Ознакомительная версия.
Рудокопы ушли немного озадаченные таким ответом… Шамо повез телегу с рудой в кузницу, заметив, что теперь она стала немного тяжелее, чем раньше. Сегодня он добыл больше руды, чем раньше, но и усталость давала о себе знать.
На шестой день, видя как Шамо упорен и решителен, подошли еще раз к нему рудокопы. Видели они, что Шамо, не жалея себя, трудится и работает на износ, и никак не отступает от своей цели. И узнали еще, что и по ночам в кузнице работает. Но никак не идет к ним, не просит свою цену.
– Не то из гордости, не то из упрямства, – думали рудокопы.
Поначалу они насмехались над ним, потом присмотрелись, теперь задумались. Зачем ему нужно было их труд на себя брать. Ведь мог он договориться, но не шел, не говорил, и работал так, как не каждый смог бы. И прониклись они уважением к нему. Видели они, какие крохи он добывает, и как тяжело они ему даются, но приходит в шахту день за днем и работает, добывает, делает, когда и сил уже почти нет.

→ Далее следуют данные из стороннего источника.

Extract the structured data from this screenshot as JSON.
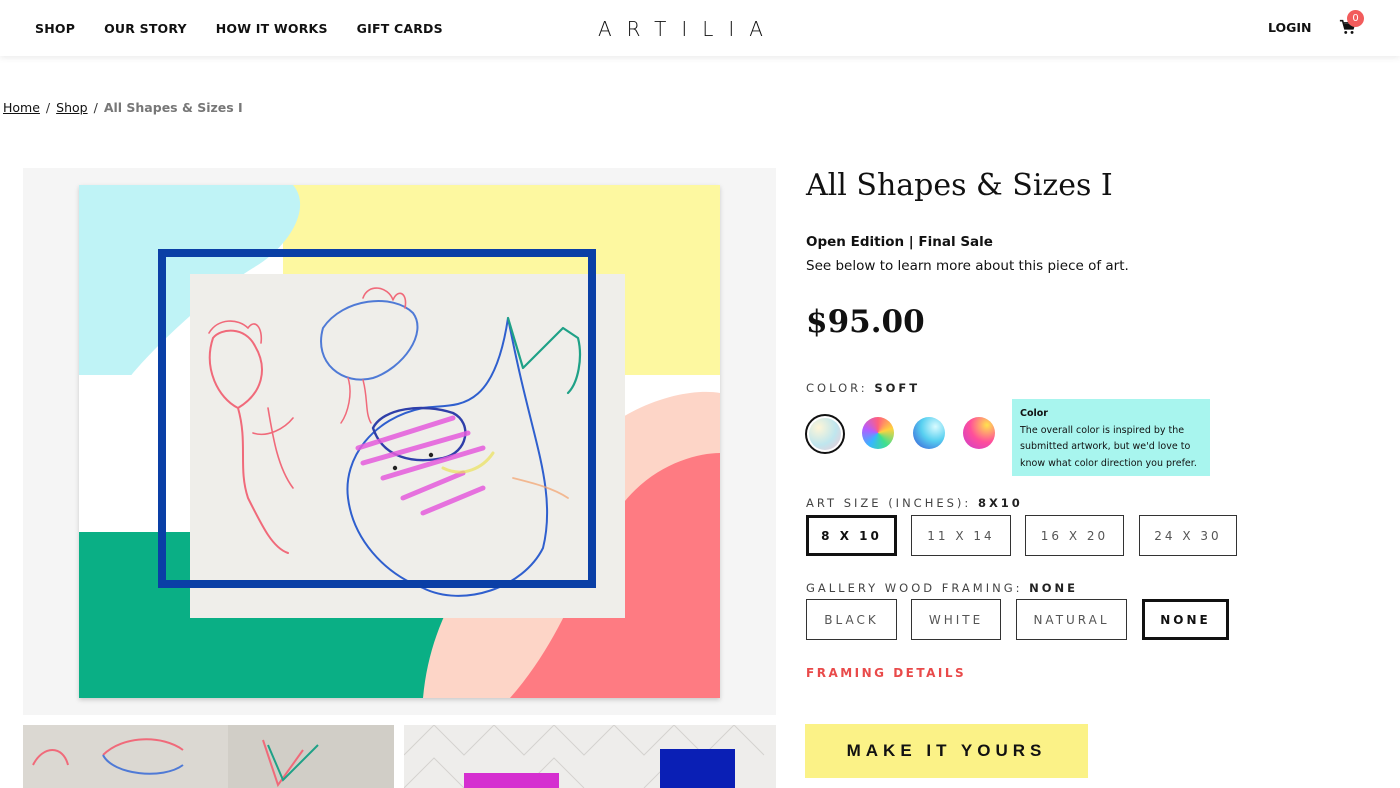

– Не из упрямства, не из гордости, – сказал один рудокоп. – Из обиды. Обманули мы его из своей выгоды, вот теперь он сам все делает, уважения добивается.
– А что ж его не уважать – подмастерье кузнеца, труд его всегда уважаем.
– Вот в том и дело, что труд кузнеца уважаем, и все мы знаем Старого. Но вместо труда своего, молодой нашу работу делает, неверно это.
– Он сам так решил.
– Он решил своим трудом руду добыть, свою цену он назначил, не нашу, так и платить ему.
На следующий день пришли рудокопы к Шамо. Тот, ни свет ни заря уже был в своей маленькой шахте. Вывозил породу на своей телеге, подальше от шахты.
– Эй, парень, хорош тебе работать, да себя губить. Знаем, что ты хочешь, свою цену ты поставил.
– Не в цене дело, – перебил Шамо, продолжая свой труд.
– Не в этом, так не в этом. Не твой труд это. Иди домой, отдыхай и приходи назавтра, все отдадим.
Шамо осмотрел рудокопов, под его тяжелым, сильным взглядом не по себе стало суровым рудокопам.
– Коль так говорите, то приду завтра.
На следующий день Шамо привез несколько телег руды в кузницу. Кузнец не верил своим глазам, видя то, что делает Шамо.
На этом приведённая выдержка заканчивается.